Atlas Shrugged

Atlas Shrugged is a novel by Ayn Rand, first published in 1957 in the United States. It was Rand's fourth, longest, and last novel, and she considered it her magnum opus in the realm of fiction writing.

Chapter Three: The Top and the Bottom

  • She was twelve years old when she told Eddie Willers that she would run the railroad when they grew up. She was fifteen when it occurred to her for the first time that women did not run railroads and that people might object. To hell with that, she thought—and never worried about it again.
    • Dagny Taggart

Chapter Four: The Immovable Movers

  • There is no necessity for pain—why, then, is the worst pain reserved for those who will not accept its necessity?—we who hold the love and the secret of joy, to what punishment have we been sentenced for it, and by whom? . . .

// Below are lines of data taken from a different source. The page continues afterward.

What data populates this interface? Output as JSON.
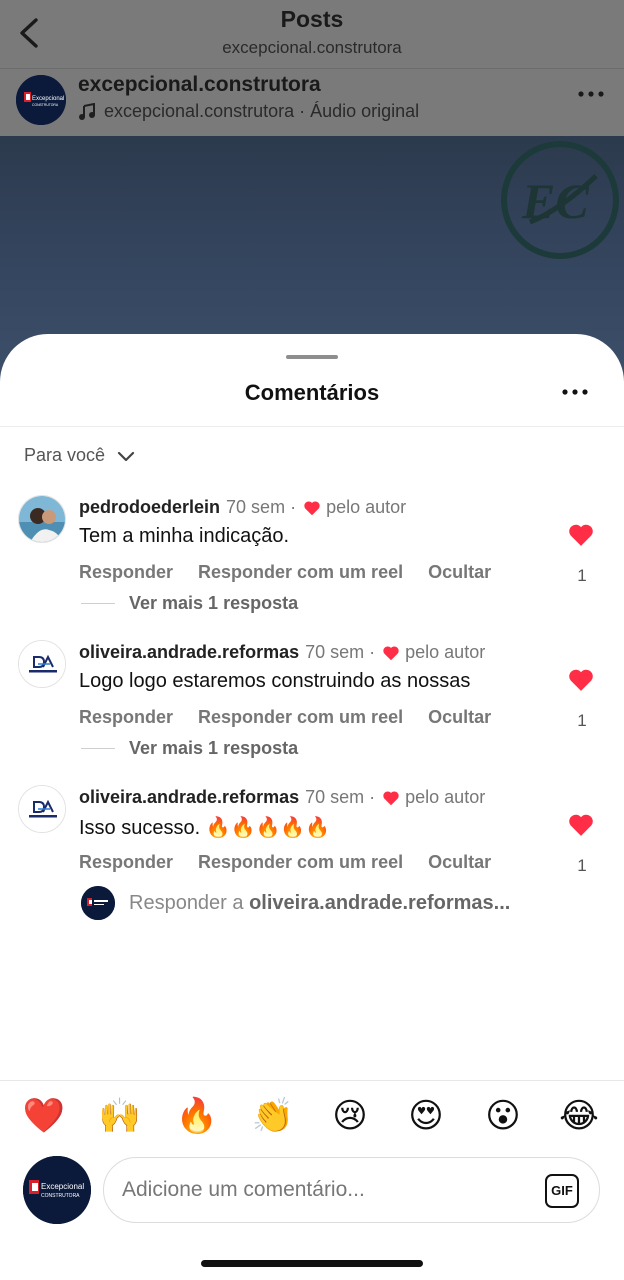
{
  "header": {
    "title": "Posts",
    "subtitle": "excepcional.construtora"
  },
  "post": {
    "author": "excepcional.construtora",
    "audio": "excepcional.construtora · Áudio original",
    "avatar_text": "Excepcional",
    "avatar_subtext": "CONSTRUTORA"
  },
  "sheet": {
    "title": "Comentários",
    "sort_label": "Para você"
  },
  "comments": [
    {
      "user": "pedrodoederlein",
      "time": "70 sem",
      "liked_by_author": "pelo autor",
      "text": "Tem a minha indicação.",
      "actions": [
        "Responder",
        "Responder com um reel",
        "Ocultar"
      ],
      "likes": "1",
      "more_replies": "Ver mais 1 resposta"
    },
    {
      "user": "oliveira.andrade.reformas",
      "time": "70 sem",
      "liked_by_author": "pelo autor",
      "text": "Logo logo estaremos construindo as nossas",
      "actions": [
        "Responder",
        "Responder com um reel",
        "Ocultar"
      ],
      "likes": "1",
      "more_replies": "Ver mais 1 resposta"
    },
    {
      "user": "oliveira.andrade.reformas",
      "time": "70 sem",
      "liked_by_author": "pelo autor",
      "text": "Isso sucesso. 🔥🔥🔥🔥🔥",
      "actions": [
        "Responder",
        "Responder com um reel",
        "Ocultar"
      ],
      "likes": "1"
    }
  ],
  "reply": {
    "prefix": "Responder a ",
    "target": "oliveira.andrade.reformas..."
  },
  "emojis": [
    "❤️",
    "🙌",
    "🔥",
    "👏",
    "😢",
    "😍",
    "😮",
    "😂"
  ],
  "composer": {
    "placeholder": "Adicione um comentário...",
    "gif_label": "GIF"
  },
  "colors": {
    "like_red": "#ff2d45",
    "brand_navy": "#0b1a3b",
    "brand_red": "#d8202a"
  }
}
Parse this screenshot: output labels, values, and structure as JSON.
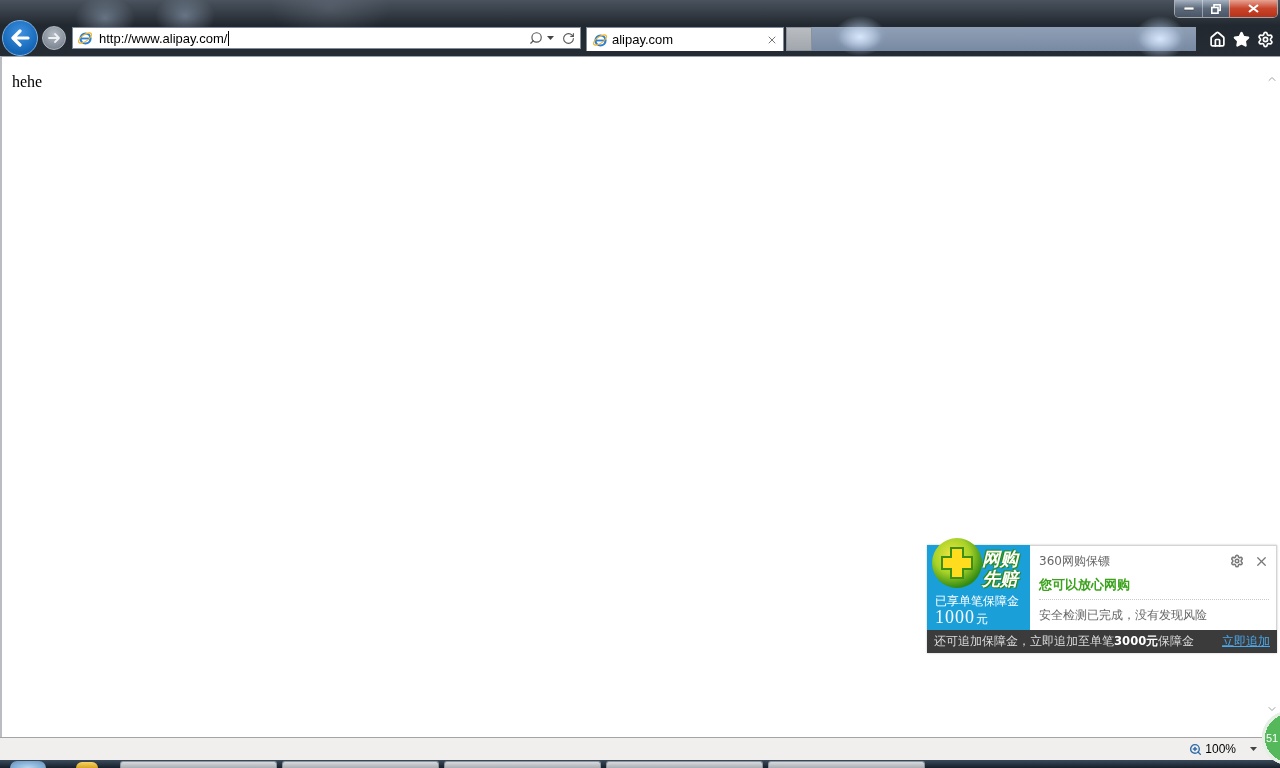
{
  "address_bar": {
    "value": "http://www.alipay.com/"
  },
  "tabs": [
    {
      "label": "alipay.com",
      "selected": true
    }
  ],
  "page": {
    "text": "hehe"
  },
  "popup": {
    "badge_title": "网购先赔",
    "badge_caption": "已享单笔保障金",
    "badge_amount": "1000",
    "badge_unit": "元",
    "title": "360网购保镖",
    "headline": "您可以放心网购",
    "message": "安全检测已完成，没有发现风险",
    "footer_text": "还可追加保障金，立即追加至单笔**3000元**保障金",
    "footer_link": "立即追加"
  },
  "floating_ball": {
    "label": "51"
  },
  "status_bar": {
    "zoom": "100%"
  }
}
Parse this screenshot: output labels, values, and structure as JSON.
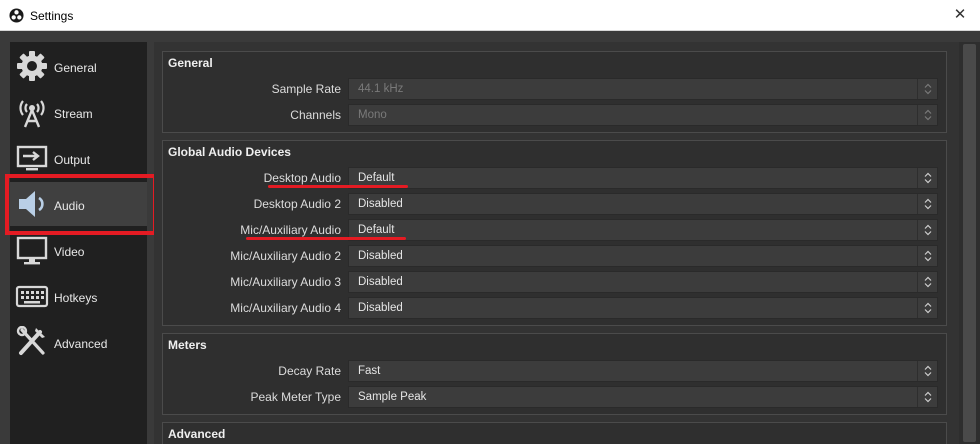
{
  "window": {
    "title": "Settings"
  },
  "sidebar": {
    "items": [
      {
        "label": "General",
        "icon": "gear-icon"
      },
      {
        "label": "Stream",
        "icon": "broadcast-icon"
      },
      {
        "label": "Output",
        "icon": "output-icon"
      },
      {
        "label": "Audio",
        "icon": "speaker-icon"
      },
      {
        "label": "Video",
        "icon": "monitor-icon"
      },
      {
        "label": "Hotkeys",
        "icon": "keyboard-icon"
      },
      {
        "label": "Advanced",
        "icon": "tools-icon"
      }
    ],
    "active": "Audio"
  },
  "sections": {
    "general": {
      "title": "General",
      "sample_rate": {
        "label": "Sample Rate",
        "value": "44.1 kHz"
      },
      "channels": {
        "label": "Channels",
        "value": "Mono"
      }
    },
    "global_devices": {
      "title": "Global Audio Devices",
      "desktop_audio": {
        "label": "Desktop Audio",
        "value": "Default"
      },
      "desktop_audio_2": {
        "label": "Desktop Audio 2",
        "value": "Disabled"
      },
      "mic_aux": {
        "label": "Mic/Auxiliary Audio",
        "value": "Default"
      },
      "mic_aux_2": {
        "label": "Mic/Auxiliary Audio 2",
        "value": "Disabled"
      },
      "mic_aux_3": {
        "label": "Mic/Auxiliary Audio 3",
        "value": "Disabled"
      },
      "mic_aux_4": {
        "label": "Mic/Auxiliary Audio 4",
        "value": "Disabled"
      }
    },
    "meters": {
      "title": "Meters",
      "decay_rate": {
        "label": "Decay Rate",
        "value": "Fast"
      },
      "peak_meter_type": {
        "label": "Peak Meter Type",
        "value": "Sample Peak"
      }
    },
    "advanced": {
      "title": "Advanced"
    }
  },
  "colors": {
    "highlight": "#e41b23",
    "sidebar_bg": "#202020",
    "panel_bg": "#2f2f2f"
  }
}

Chapter Five: The Climax of the D'Anconias

  • "It is not advisable, James, to venture unsolicited opinions. You should spare yourself the embarrassing discovery of their exact value to your listener."
    • Francisco d'Anconia to James Taggart

Chapter Seven: The Exploiters and the Exploited

  • "I'll give you a hint. Contradictions do not exist. Whenever you think that you are facing a contradiction, check your premises. You will find that one of them is wrong."
    • Francisco d'Anconia to Dagny Taggart

Chapter Nine: The Sacred and the Profane

  • "Do you know what that banquet was like? It's as if they'd heard that there are values one is supposed to honor and this is what one does to honor them—so they went through the motions, like ghosts pulled by some sort of distant echoes from a better age. I . . . I couldn't stand it."
    • Hank Rearden

Chapter Two: The Aristocracy of Pull

  • "So you think that money is the root of all evil? Have you ever asked what is the root of money? Money is a tool of exchange, which can't exist unless there are goods produced and men able to produce them. Money is the material shape of the principle that men who wish to deal with one another must deal by trade and give value for value. Money is not the tool of the moochers, who claim your product by tears or of the looters, who take it from you by force. Money is made possible only by the men who produce. Is this what you consider evil?"
    • Francisco D'Anconia

  • "Let me give you a tip on a clue to men's characters: the man who damns money has obtained it dishonorably; the man who respects it has earned it. Run for your life from any man who tells you that money is evil. That sentence is the leper's bell of an approaching looter. So long as men live together on earth and need means to deal with one another - their only substitute, if they abandon money, is the muzzle of a gun."
    • Francisco D'Anconia

  • "Money will not purchase happiness for the man who has no concept of what he wants; money will not give him a code of values, if he's evaded the knowledge of what to value, and it will not provide him with a purpose, if he's evaded the choice of what to seek. Money will not buy intelligence for the fool, or admiration for the coward, or respect for the incompetent. The man who attempts to purchase the brains of his superiors to serve him, with his money replacing his judgment, ends up becoming the victim of his inferiors. The men of intelligence desert him, but the cheats and the frauds come flocking to him, drawn by a law which he has not yet discovered; That no man may be smaller than his money. Is that the reason why you call it evil?"
    • Francisco D'Anconia

  • "People think that a liar gains a victory over his victim. What I've learned is that a lie is an act of self-abdication, because one surrenders one's reality to the person to whom one lies, making that person one's master, condemning oneself from then on to faking the sort of reality that person's view requires to be faked. And if one gains the immediate purpose of the lie - the price one pays is the destruction of what the gain was intended to serve. The man who lies to the world is the world's slave from then on."
    • Francisco D'Anconia

  • "It's not a sacrifice to renounce the unwanted. It is not a sacrifice to give your life for others, if death is your personal desire. To achieve the virtue of sacrifice, you must want to live, you must love it, you must burn with passion for this Earth and for all the splendor it can give you - you must feel the twist of every knife as it slashes your desires away from your reach and drains your love out of your body. It is not mere death that the morality of sacrifice holds out to you as an ideal, but death by slow torture."
    • Francisco D'Anconia

Chapter Seven: This is John Galt Speaking

  • "You propose to establish a social order based on the following tenets: that you're incompetent to run your own life, but competent to run the lives of others -- that you're unfit to exist in freedom, but fit to become an omnipotent ruler -- that you're unable to earn your living by use of your own intelligence, but able to judge politicians and vote them into jobs of total power over arts you have never seen, over sciences you have never studied, over achievements of which you have no knowledge, over the gigantic industries where you, by your own definition of capacity, would be unable successfully to fill the job of assistant greaser."
    • John Galt

  • "I swear by my life and my love of it, that I will never live for the sake of another man, nor ask another man to live for mine."